Not being angry at that is a crime against democracy.
There’s a Lovin Malta interview with a freshman MP who says she was traumatised by the opposition’s anger. She’ll never forget it, she said. Shocking, isn’t it, finding yourself having to defend the corruption and the greed of MPs from your side. Grow up, snowflake, because for as long as your party continues to harbour fugitives from justice, for as long as it spins decisions of institutions and the evidence published in the press of and about the corruption of your colleagues, anger is inevitable. There’s more coming your way. We haven’t scratched the 17 Black/Electrogas surface yet and that’s bound to hurt.
What is perverse is that you, scaredy Labour backbench MP who thought politics was an affirmation of how it was your destiny to be right, haven’t seen this sort of anger in Parliament before now. What is perverse is that the bear across from you in Parliament has been mostly asleep until now. Hopefully that’s changing.
Speaking of snowflakes, Labour made a big fuss about a man whose manner of expressing anger was spitting in the general direction of a One TV cameraman. Spittle is inelegant and a little bit disgusting but the man who spewed it Guy Fawkes is not.

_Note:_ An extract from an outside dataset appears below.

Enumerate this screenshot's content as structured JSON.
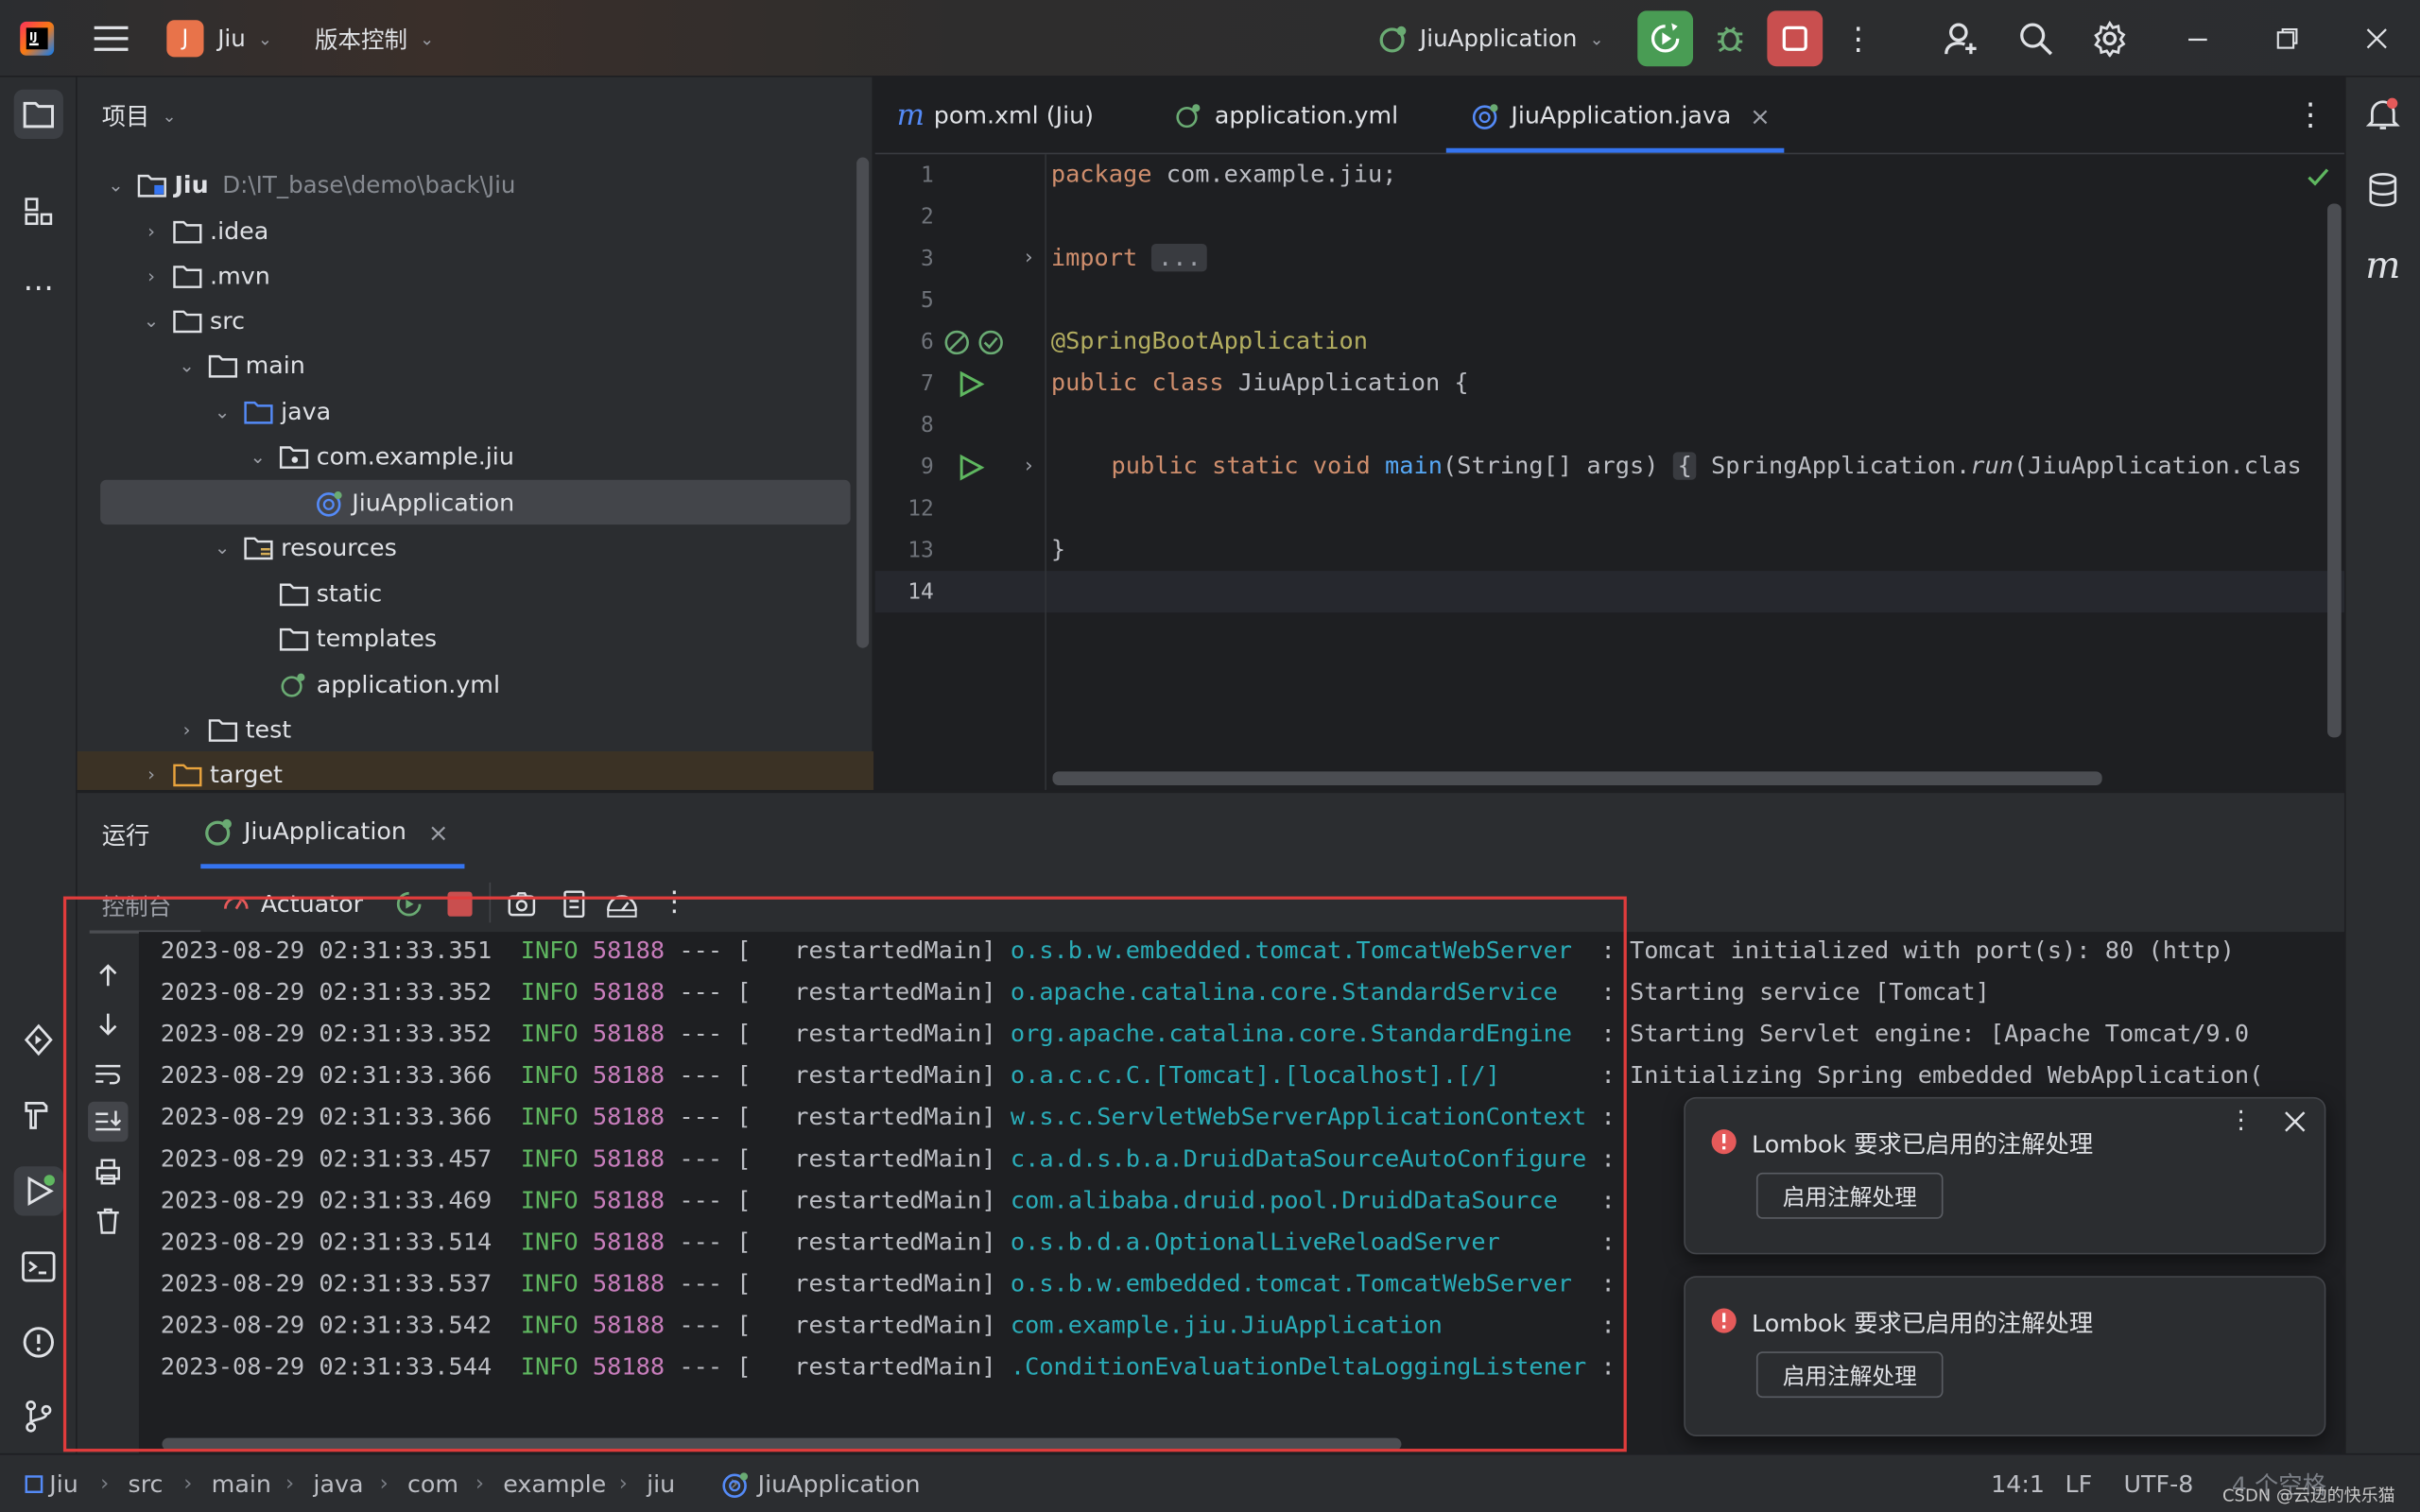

I have had a One TV camera trained on me like the telescope on a rifle many times and I have learnt to deal with that heat by expressing my anger with colourful invective and an ironic smile. But please let’s not confuse that camera with journalism. That camera is not seeking to report facts or even a general impression of them. It is looking to get details entirely out of their context to misrepresent the entirely justified anger of people at having their taxes siphoned off to corrupt businessmen and politicians as some act of violence.
That way it’s no longer about the way Joseph Muscat gave three hospitals to people who deposited money into his personal bank account but about a man who spits. The former we’re expected to forget while convulsing apoplectically with shock at the behaviour of the latter.
Consider this KullĦadd report today of a piece I wrote a few days ago criticising the government’s decision to extend a diplomatic passport to Joseph Muscat. I am showing a screenshot of the newspaper today because that doctored image of my blog is the dictionary definition of taking things out of context to make them look like what they’re not.
The article was not about Dom Mintoff being “mad and dirty”. It was about the mad notion of giving a former prime minister, particularly the amoral crook Joseph Muscat, a diplomatic status for the rest of their life.
I reminded the public that Dom Mintoff had been a former prime minister even when the infirmities of old age made him an entirely unsuitable diplomat. Even if I insulted Labour by pissing on this convenient taboo they still forgot to point out that when Mintoff had reached this stage in his life they had all abandoned him and he was supported in his last ungrateful years by Karmenu Mifsud Bonnici, a handful of old time loyalists, and people in the Eddie Fenech Adami and Lawrence Gonzi governments dispatched to do the decent thing and help where they could.
I digress. The whole point here is that the One TV camera trained on a protester who took time out to exercise his fundamental right to express his disagreement with the government after a court ruled a major public contract they secured had been unlawful, is as unfair as that KullĦadd report that twists my writing to make it look like I’m a mindless hateful ageist.
He spat at them. And I wrote a 900-word piece to tell them to pretty please, with sugar on top, fuck off.
On one side that evening a man spat in protest and you’re perfectly entitled to disapprove. But I need to hear what you think of a prime minister who lied to Parliament about a court decision that ruled his government maintained a public contract against the public interest and based on possibly criminal fraud and about his cabinet colleague falsely accusing a judge of taking bribes because a decision he took put his party at a political disadvantage.
In that weighing scale a little bit of spittle is positively heroic.